The test begins with the language of the statute; because the Securities Acts define “security” to include “any note,” we begin with a presumption that every note is a security. We nonetheless recognize that this presumption cannot be irrebutable. As we have said ..., Congress was concerned with regulating the investment market, not with creating a general federal cause of action for fraud.
... First, we examine the transaction to assess the motivations that would prompt a reasonable seller and buyer to enter into it. If the seller’s purpose is to raise money for the general use of a business enterprise or to finance substantial investments and the buyer is interested primarily in the profit the note *583is expected to generate, the instrument is likely to be a “security.” If the note is exchanged to facilitate the purchase and sale of a minor asset or consumer good, to correct for the seller’s cash-flow difficulties, or to advance some other commercial or consumer purpose, on the other hand, the note is less sensibly described as a “security.”
... Second, we examine the “plan of distribution” of the instrument, SEC v. C.M. Joiner Leasing Corp., 320 U.S. 344, 353, 64 S.Ct. 120 [124], 88 L.Ed. 88 (1943), to determine whether it is an instrument in which there is “common trading for speculation or investment,” id. at 351, 64 S.Ct. at 123. Third, we examine the reasonable expectations of the investing public: The Court will consider instruments to be “securities” on the basis of such public expectations, even where an economic analysis of the circumstances of the particular transaction might suggest that the instruments are not “securities” as used in that transaction. Compare Landreth Timber [Co. v. Landreth], 471 U.S. [681] at 687, 693, 105 S.Ct. [2297] at 2302, 2305 [85 L.Ed.2d 692 (1985)] (relying on public expectations in holding that common stock is always a security) with id. at 697-700, 105 S.Ct. at 2307-08 (Stevens, J., dissenting) (arguing that sale of business to single informed purchaser through stock is not within the purview of the Acts under the economic reality test). See also Forman, 421 U.S. at 851, 95 S.Ct. at 2060, Finally, we examine whether some factor such as the existence of another regulatory scheme significantly reduces the risk of the instrument, thereby rendering application of the Securities Acts unnecessary. See, e.g., Marine Bank [v. Weaver] 455 U.S. [551] at 557-559, and n. 7, 102 S.Ct. [1220] at 1224-25, and n. 7, [71 L.Ed.2d 409 (1982)]
We conclude, then, that in determining whether an instrument denominated a “note” is a “security,” courts are to apply the version of the “family resemblance” test that we have articulated here: a note is presumed to be a “security,” and that presumption may be rebutted only by a showing that the note bears a strong resemblance (in terms of the four factors we have identified) to one of the enumerated categories of instrument. If an instrument is not sufficiently similar to an item on the list, the decision whether another category should be added is to be made by examining the same factors.

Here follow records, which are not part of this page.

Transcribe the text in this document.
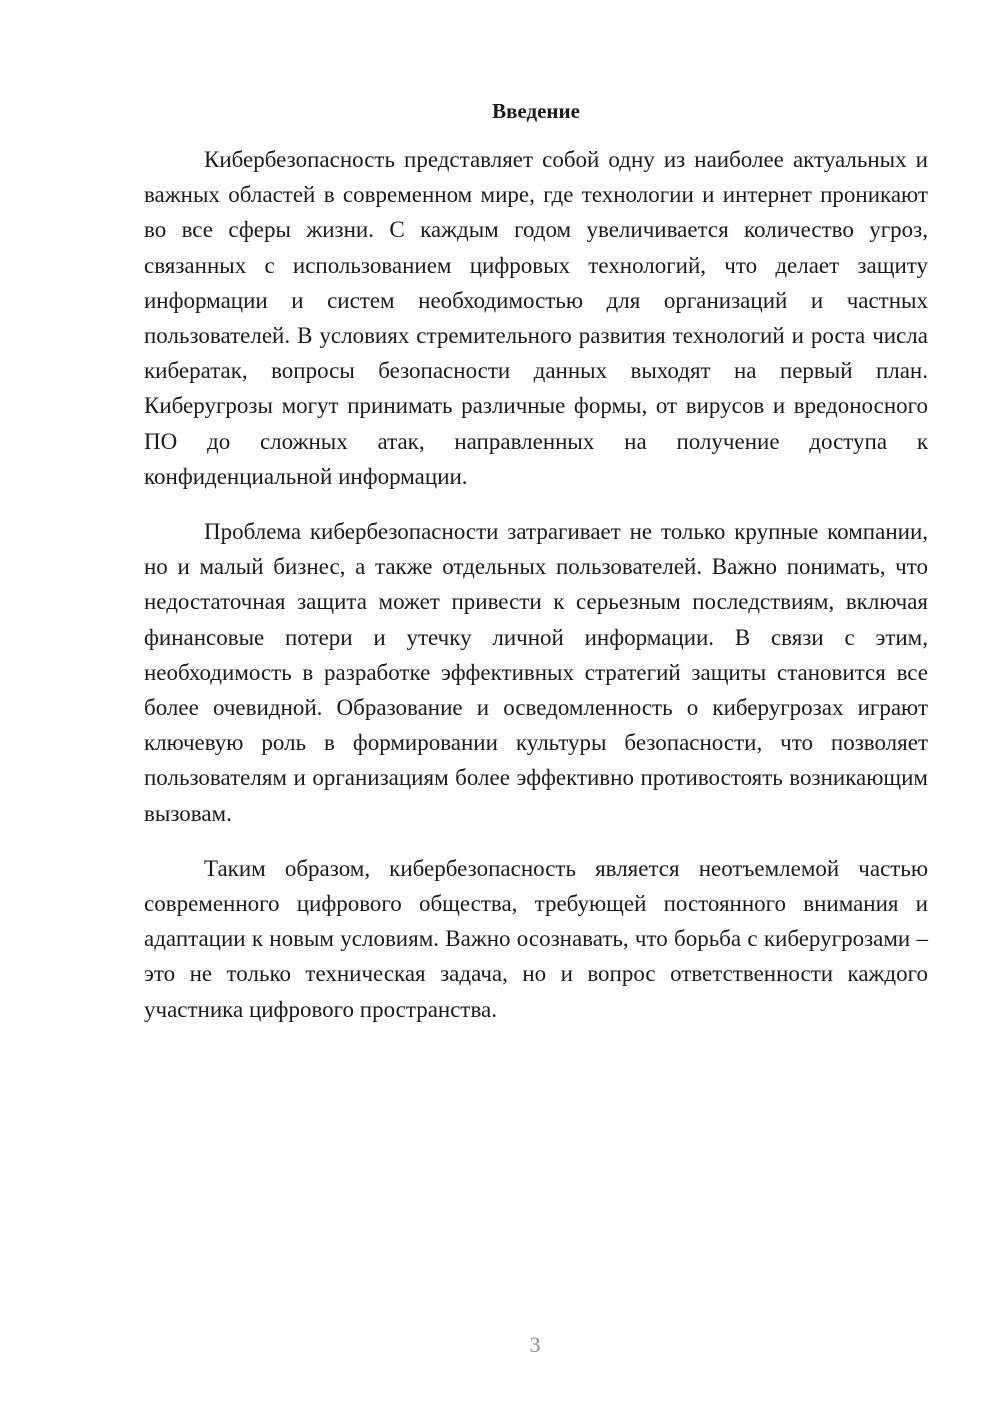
Введение

Кибербезопасность представляет собой одну из наиболее актуальных и важных областей в современном мире, где технологии и интернет проникают во все сферы жизни. С каждым годом увеличивается количество угроз, связанных с использованием цифровых технологий, что делает защиту информации и систем необходимостью для организаций и частных пользователей. В условиях стремительного развития технологий и роста числа кибератак, вопросы безопасности данных выходят на первый план. Киберугрозы могут принимать различные формы, от вирусов и вредоносного ПО до сложных атак, направленных на получение доступа к конфиденциальной информации.

Проблема кибербезопасности затрагивает не только крупные компании, но и малый бизнес, а также отдельных пользователей. Важно понимать, что недостаточная защита может привести к серьезным последствиям, включая финансовые потери и утечку личной информации. В связи с этим, необходимость в разработке эффективных стратегий защиты становится все более очевидной. Образование и осведомленность о киберугрозах играют ключевую роль в формировании культуры безопасности, что позволяет пользователям и организациям более эффективно противостоять возникающим вызовам.

Таким образом, кибербезопасность является неотъемлемой частью современного цифрового общества, требующей постоянного внимания и адаптации к новым условиям. Важно осознавать, что борьба с киберугрозами – это не только техническая задача, но и вопрос ответственности каждого участника цифрового пространства.

3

Reves, 494 U.S. 66-67, 110 S.Ct. at 951-52 (footnote omitted). Applying the test, the supreme court found that the co-op promissory note was “any note” and a security under the act. Id. at 67-68, 110 S.Ct. at 952-53.

Applying the Reves test to the facts sub judice, I come to the same conclusion. First, the corporation was attempting to raise money for its real estate development project and the payee was interested primarily in the 12% interest on the note; second, the issue was public; third, the reasonable perception of the payee was an investment; and finally, there were no real risk reducing factors to secure the investment. Indeed, the exercise of the option would cost the payee all of her principal and interest.

Finally, if the majority is correct, then logically the rest of the security definition in A.R.S. § 44-1801(22) is also unconstitutionally vague, such as, “any ... stock,” “treasury stock” and “bond.” However, I disagree and point out that our statutory definition has been retained in the newest Uniform Security Act § 16 (1985).

I would affirm appellants’ convictions. The definition of a security as “any note” is not unconstitutionally vague.